Cette nouvelle répartition des rôles induit un changement profond de la
conception des disciplines scientifiques.Quand les mathématiques
pouvaient cumuler les avantages de sélectionner les futurs dominants et
de préparer aux carrières spécifiques de la recherche et de
l'ingénierie, elles étaient la discipline reine. Et de vanter la
capacité de cette matière à former au « raisonnement logique », à
l'analyse déductive et finalement à produire les personnes capables de
traiter avec la même impartialité de méthode les sujets les plus divers.
Mais la science a changé. Foin des méthodologies et de l'argumentation,
il s'agit dorénavant de produire des « innovations », que l'on va
comptabiliser en nombre de brevets, de publications ou de citations. On
améliore les méthodes, on transfère à la machine (informatisée) les
interprétations et on réduit celui ou celle qui pilote le processus au
rôle d'OS de la société de la connaissance. La science a besoin de
petites mains au service des industries du savoir et du traitement de
l'information. C'est désormais cette limitation dans les outils (à
chaque discipline ses techniques) et dans les objectifs (le cumul des
applications innovantes) qui définit la place de la science, et donc des
filières scolaires et universitaires de production des scientifiques.

Les chercheurs qui ont participé au premier Forum mondial Sciences &
Démocratie qui s'est tenu à Belèm en janvier 2009 ont largement insisté
sur ce phénomène de taylorisation de la recherche. Chaque chercheur
devient un élément dans une chaîne de production parcellisée. Le
« travail scientifique en miettes » tend à déposséder les scientifiques
des finalités de leur activité. Ils perdent la conscience du produit
(ici les connaissances) qui appartient dès lors à celui qui détient la
vision globale de la chaîne de production. Dans les « temps modernes »

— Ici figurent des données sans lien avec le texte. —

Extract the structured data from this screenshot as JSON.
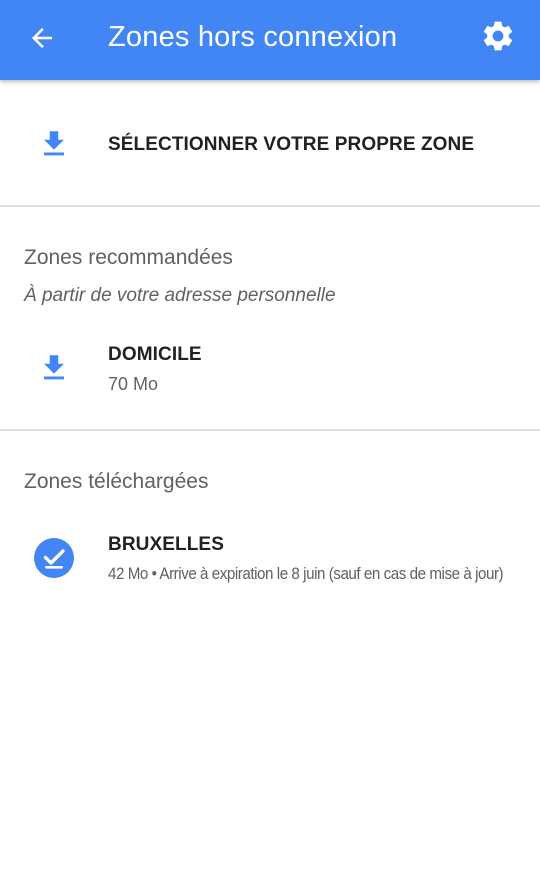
{
  "app_bar": {
    "title": "Zones hors connexion",
    "back_icon": "arrow-back-icon",
    "settings_icon": "gear-icon",
    "color": "#4285f4"
  },
  "select_own_zone": {
    "label": "SÉLECTIONNER VOTRE PROPRE ZONE",
    "icon": "download-icon"
  },
  "recommended": {
    "title": "Zones recommandées",
    "subtitle": "À partir de votre adresse personnelle",
    "items": [
      {
        "name": "DOMICILE",
        "size": "70 Mo",
        "icon": "download-icon"
      }
    ]
  },
  "downloaded": {
    "title": "Zones téléchargées",
    "items": [
      {
        "name": "BRUXELLES",
        "details": "42 Mo • Arrive à expiration le 8 juin (sauf en cas de mise à jour)",
        "icon": "check-circle-icon"
      }
    ]
  },
  "accent_color": "#4285f4"
}
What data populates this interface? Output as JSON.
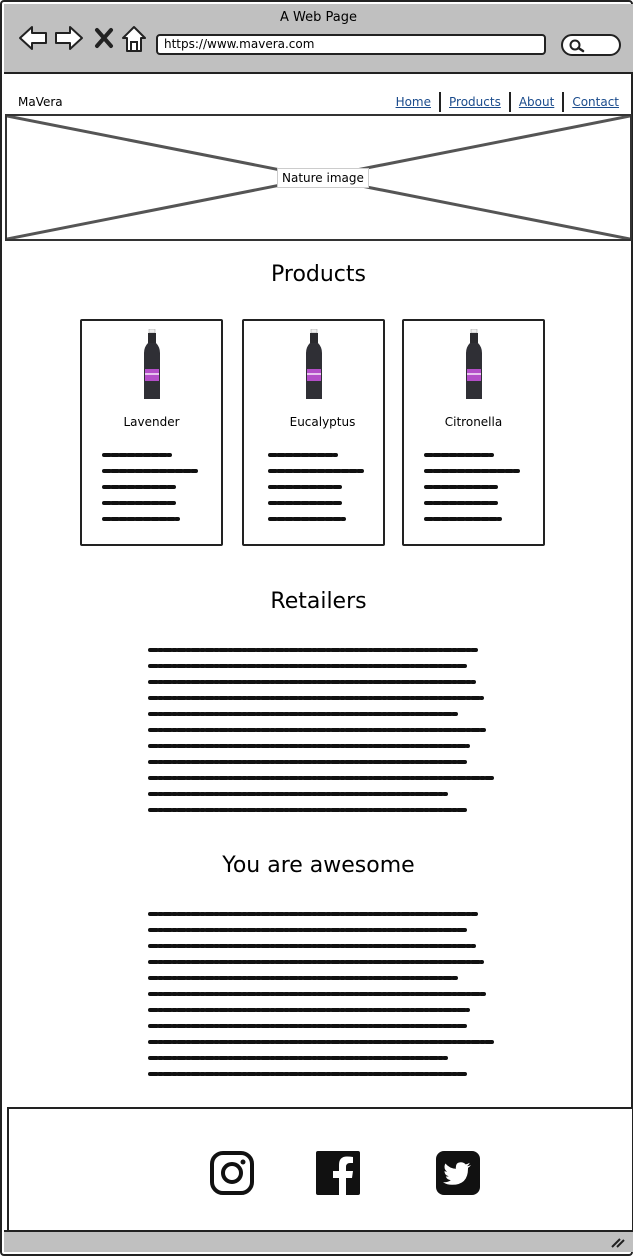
{
  "browser": {
    "window_title": "A Web Page",
    "url": "https://www.mavera.com"
  },
  "site": {
    "logo": "MaVera",
    "nav": [
      "Home",
      "Products",
      "About",
      "Contact"
    ]
  },
  "hero": {
    "label": "Nature image"
  },
  "products": {
    "title": "Products",
    "items": [
      {
        "name": "Lavender"
      },
      {
        "name": "Eucalyptus"
      },
      {
        "name": "Citronella"
      }
    ]
  },
  "retailers": {
    "title": "Retailers"
  },
  "awesome": {
    "title": "You are awesome"
  },
  "footer": {
    "social": [
      "instagram-icon",
      "facebook-icon",
      "twitter-icon"
    ]
  },
  "colors": {
    "chrome": "#c0c0c0",
    "link": "#1a4b8c",
    "bottle_label": "#b44fc9"
  }
}
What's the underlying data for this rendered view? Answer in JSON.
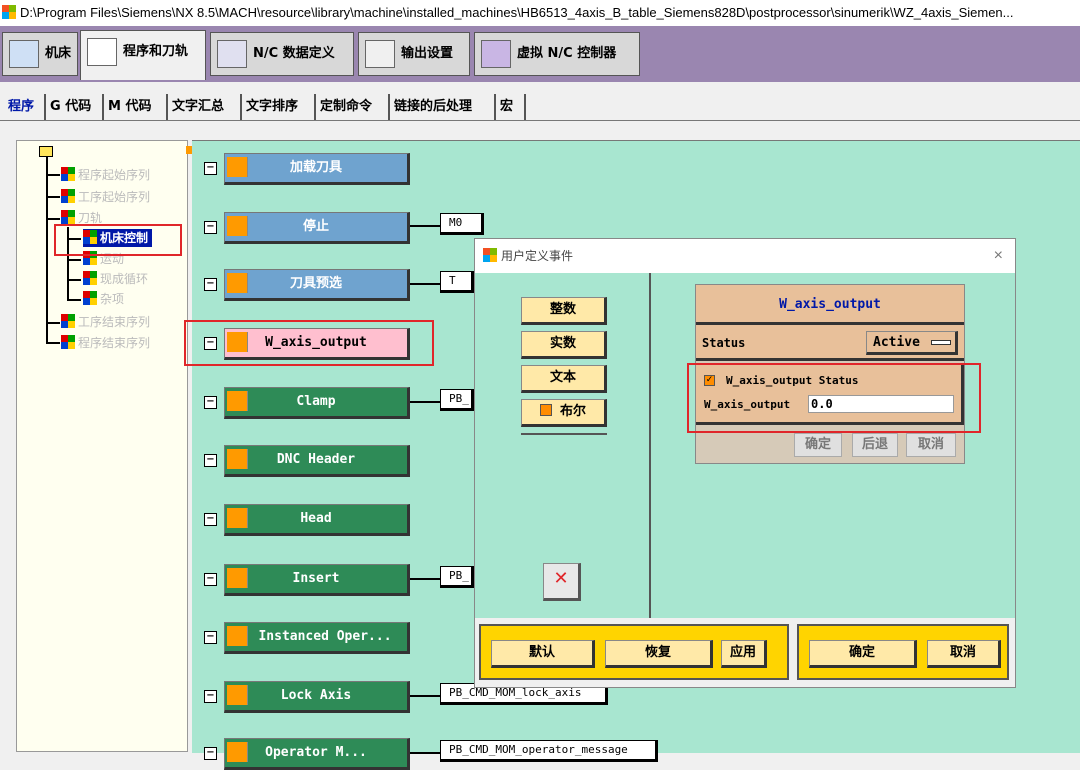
{
  "window": {
    "title": "D:\\Program Files\\Siemens\\NX 8.5\\MACH\\resource\\library\\machine\\installed_machines\\HB6513_4axis_B_table_Siemens828D\\postprocessor\\sinumerik\\WZ_4axis_Siemen..."
  },
  "main_tabs": [
    {
      "label": "机床"
    },
    {
      "label": "程序和刀轨"
    },
    {
      "label": "N/C 数据定义"
    },
    {
      "label": "输出设置"
    },
    {
      "label": "虚拟 N/C 控制器"
    }
  ],
  "sub_tabs": [
    {
      "label": "程序"
    },
    {
      "label": "G 代码"
    },
    {
      "label": "M 代码"
    },
    {
      "label": "文字汇总"
    },
    {
      "label": "文字排序"
    },
    {
      "label": "定制命令"
    },
    {
      "label": "链接的后处理"
    },
    {
      "label": "宏"
    }
  ],
  "tree": {
    "nodes": [
      {
        "label": "程序起始序列"
      },
      {
        "label": "工序起始序列"
      },
      {
        "label": "刀轨"
      },
      {
        "label": "机床控制"
      },
      {
        "label": "运动"
      },
      {
        "label": "现成循环"
      },
      {
        "label": "杂项"
      },
      {
        "label": "工序结束序列"
      },
      {
        "label": "程序结束序列"
      }
    ]
  },
  "events": [
    {
      "label": "加载刀具",
      "cmd": ""
    },
    {
      "label": "停止",
      "cmd": "M0"
    },
    {
      "label": "刀具预选",
      "cmd": "T"
    },
    {
      "label": "W_axis_output",
      "cmd": ""
    },
    {
      "label": "Clamp",
      "cmd": "PB_"
    },
    {
      "label": "DNC Header",
      "cmd": ""
    },
    {
      "label": "Head",
      "cmd": ""
    },
    {
      "label": "Insert",
      "cmd": "PB_"
    },
    {
      "label": "Instanced Oper...",
      "cmd": ""
    },
    {
      "label": "Lock Axis",
      "cmd": "PB_CMD_MOM_lock_axis"
    },
    {
      "label": "Operator M...",
      "cmd": "PB_CMD_MOM_operator_message"
    }
  ],
  "dialog": {
    "title": "用户定义事件",
    "close_glyph": "×",
    "types": [
      {
        "label": "整数"
      },
      {
        "label": "实数"
      },
      {
        "label": "文本"
      },
      {
        "label": "布尔"
      }
    ],
    "card": {
      "title": "W_axis_output",
      "status_label": "Status",
      "status_value": "Active",
      "checkbox_label": "W_axis_output  Status",
      "checkbox_checked": true,
      "field_label": "W_axis_output",
      "field_value": "0.0",
      "ok": "确定",
      "back": "后退",
      "cancel": "取消"
    },
    "bottom": {
      "default": "默认",
      "restore": "恢复",
      "apply": "应用",
      "ok": "确定",
      "cancel": "取消"
    }
  },
  "colors": {
    "accent_red": "#e0262a",
    "tab_bar": "#9a86b0",
    "canvas": "#a8e6d0",
    "event_selected": "#ffbfcf"
  }
}
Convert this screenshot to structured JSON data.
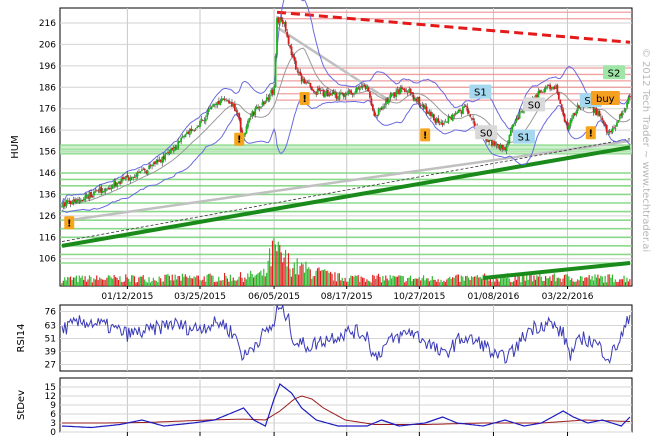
{
  "chart_data": {
    "type": "candlestick",
    "symbol": "HUM",
    "watermark": "© 2012 Tech Trader ~ www.techtrader.ai",
    "main": {
      "ylabel": "HUM",
      "y_ticks": [
        216,
        206,
        196,
        186,
        176,
        166,
        156,
        146,
        136,
        126,
        116,
        106
      ],
      "ylim": [
        97,
        223
      ],
      "x_tick_labels": [
        "01/12/2015",
        "03/25/2015",
        "06/05/2015",
        "08/17/2015",
        "10/27/2015",
        "01/08/2016",
        "03/22/2016"
      ],
      "x_tick_index": [
        45,
        95,
        146,
        196,
        246,
        297,
        348
      ],
      "n_bars": 392,
      "price_path": [
        [
          0,
          131
        ],
        [
          20,
          136
        ],
        [
          40,
          142
        ],
        [
          60,
          148
        ],
        [
          80,
          160
        ],
        [
          95,
          170
        ],
        [
          110,
          181
        ],
        [
          120,
          176
        ],
        [
          124,
          163
        ],
        [
          130,
          173
        ],
        [
          140,
          180
        ],
        [
          146,
          185
        ],
        [
          148,
          218
        ],
        [
          153,
          216
        ],
        [
          158,
          200
        ],
        [
          165,
          190
        ],
        [
          175,
          184
        ],
        [
          190,
          182
        ],
        [
          200,
          184
        ],
        [
          210,
          186
        ],
        [
          215,
          172
        ],
        [
          225,
          181
        ],
        [
          235,
          186
        ],
        [
          245,
          180
        ],
        [
          255,
          172
        ],
        [
          262,
          168
        ],
        [
          270,
          174
        ],
        [
          278,
          176
        ],
        [
          285,
          167
        ],
        [
          295,
          160
        ],
        [
          305,
          158
        ],
        [
          312,
          171
        ],
        [
          322,
          178
        ],
        [
          332,
          186
        ],
        [
          340,
          185
        ],
        [
          348,
          167
        ],
        [
          355,
          177
        ],
        [
          362,
          178
        ],
        [
          370,
          173
        ],
        [
          377,
          164
        ],
        [
          385,
          173
        ],
        [
          391,
          182
        ]
      ],
      "resistance_lines": [
        180,
        183,
        186,
        189,
        192,
        195,
        218,
        221
      ],
      "support_lines": [
        104,
        108,
        112,
        116,
        120,
        124,
        128,
        132,
        136,
        140,
        143,
        146,
        155,
        157,
        159
      ],
      "trendlines": [
        {
          "style": "dashed-red",
          "from": [
            148,
            221
          ],
          "to": [
            391,
            207
          ]
        },
        {
          "style": "solid-green",
          "from": [
            0,
            112
          ],
          "to": [
            391,
            158
          ]
        },
        {
          "style": "solid-green",
          "from": [
            290,
            97
          ],
          "to": [
            391,
            104
          ]
        },
        {
          "style": "solid-gray",
          "from": [
            5,
            124
          ],
          "to": [
            391,
            161
          ]
        },
        {
          "style": "solid-gray",
          "from": [
            148,
            214
          ],
          "to": [
            225,
            180
          ]
        },
        {
          "style": "dotted-black",
          "from": [
            0,
            114
          ],
          "to": [
            391,
            162
          ]
        }
      ],
      "signal_markers": [
        {
          "label": "!",
          "index": 5,
          "price": 123
        },
        {
          "label": "!",
          "index": 122,
          "price": 162
        },
        {
          "label": "!",
          "index": 167,
          "price": 181
        },
        {
          "label": "!",
          "index": 250,
          "price": 164
        },
        {
          "label": "!",
          "index": 364,
          "price": 165
        }
      ],
      "level_tags": [
        {
          "label": "S1",
          "index": 288,
          "price": 184,
          "color": "#a5d8ef"
        },
        {
          "label": "S0",
          "index": 325,
          "price": 178,
          "color": "#d9d9d9"
        },
        {
          "label": "S0",
          "index": 292,
          "price": 165,
          "color": "#d9d9d9"
        },
        {
          "label": "S1",
          "index": 318,
          "price": 163,
          "color": "#a5d8ef"
        },
        {
          "label": "S1",
          "index": 364,
          "price": 180,
          "color": "#a5d8ef"
        },
        {
          "label": "S2",
          "index": 380,
          "price": 193,
          "color": "#9fe6a6"
        },
        {
          "label": "buy",
          "index": 374,
          "price": 181,
          "color": "#f5a020"
        }
      ],
      "volume_pattern": [
        [
          0,
          0.18
        ],
        [
          60,
          0.2
        ],
        [
          120,
          0.22
        ],
        [
          140,
          0.3
        ],
        [
          146,
          1.0
        ],
        [
          150,
          0.75
        ],
        [
          160,
          0.5
        ],
        [
          175,
          0.35
        ],
        [
          190,
          0.22
        ],
        [
          260,
          0.18
        ],
        [
          300,
          0.22
        ],
        [
          391,
          0.2
        ]
      ]
    },
    "rsi": {
      "label": "RSI14",
      "y_ticks": [
        76,
        63,
        51,
        39,
        27
      ],
      "ylim": [
        21,
        82
      ],
      "path": [
        [
          0,
          60
        ],
        [
          15,
          67
        ],
        [
          30,
          63
        ],
        [
          45,
          55
        ],
        [
          60,
          58
        ],
        [
          75,
          65
        ],
        [
          90,
          60
        ],
        [
          110,
          66
        ],
        [
          120,
          52
        ],
        [
          125,
          33
        ],
        [
          135,
          50
        ],
        [
          146,
          64
        ],
        [
          148,
          80
        ],
        [
          155,
          72
        ],
        [
          160,
          48
        ],
        [
          170,
          44
        ],
        [
          185,
          52
        ],
        [
          200,
          58
        ],
        [
          210,
          54
        ],
        [
          215,
          33
        ],
        [
          225,
          48
        ],
        [
          240,
          58
        ],
        [
          255,
          44
        ],
        [
          262,
          35
        ],
        [
          275,
          52
        ],
        [
          290,
          46
        ],
        [
          300,
          32
        ],
        [
          310,
          38
        ],
        [
          322,
          60
        ],
        [
          335,
          66
        ],
        [
          345,
          55
        ],
        [
          350,
          36
        ],
        [
          358,
          52
        ],
        [
          368,
          46
        ],
        [
          377,
          33
        ],
        [
          386,
          55
        ],
        [
          391,
          72
        ]
      ]
    },
    "stdev": {
      "label": "StDev",
      "y_ticks": [
        15,
        12,
        9,
        6,
        3,
        0
      ],
      "ylim": [
        0,
        18
      ],
      "sd_path": [
        [
          0,
          2
        ],
        [
          20,
          1.5
        ],
        [
          40,
          2.5
        ],
        [
          55,
          4
        ],
        [
          70,
          2
        ],
        [
          90,
          3
        ],
        [
          105,
          4
        ],
        [
          115,
          6
        ],
        [
          125,
          8
        ],
        [
          132,
          4
        ],
        [
          140,
          2
        ],
        [
          146,
          11
        ],
        [
          150,
          16
        ],
        [
          158,
          13
        ],
        [
          165,
          8
        ],
        [
          175,
          4
        ],
        [
          190,
          2
        ],
        [
          210,
          2
        ],
        [
          220,
          4
        ],
        [
          232,
          2
        ],
        [
          250,
          3
        ],
        [
          262,
          5
        ],
        [
          272,
          3
        ],
        [
          290,
          2
        ],
        [
          305,
          4
        ],
        [
          318,
          2
        ],
        [
          330,
          3
        ],
        [
          345,
          7
        ],
        [
          352,
          5
        ],
        [
          362,
          3
        ],
        [
          372,
          4
        ],
        [
          385,
          2
        ],
        [
          391,
          5
        ]
      ],
      "ma_path": [
        [
          0,
          3
        ],
        [
          30,
          3
        ],
        [
          60,
          3.2
        ],
        [
          100,
          4
        ],
        [
          125,
          4.3
        ],
        [
          140,
          4
        ],
        [
          150,
          7
        ],
        [
          160,
          11
        ],
        [
          165,
          12
        ],
        [
          172,
          11
        ],
        [
          180,
          8
        ],
        [
          195,
          4
        ],
        [
          215,
          2.5
        ],
        [
          250,
          2.5
        ],
        [
          290,
          3
        ],
        [
          330,
          3
        ],
        [
          360,
          4
        ],
        [
          391,
          3.5
        ]
      ]
    }
  }
}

de l'ère industrielle de masse il s'agissait des concepteurs et
ingénieurs, avec la complicité de la maîtrise, qui régnait sur la
coursive qui courrait le long de la chaîne de production. Dans le
capitalisme cognitif, ce sont les financeurs de la recherche, ceux qui
peuvent transformer les grains de connaissances (articles, expériences
parcellisées, brevets à spectre applicatif très limités,...) en valeurs
marchandes (via le marketing des produits, ou la capacité à focaliser
l'attention publique qui va justifier les investissements dans tel ou
tel secteur de connaissance). Et la coursive est occupée par les
décideurs des politiques scientifiques, ceux qui affectent les crédits,
les « contrats de recherche » et les résultats des « appels d'offre ».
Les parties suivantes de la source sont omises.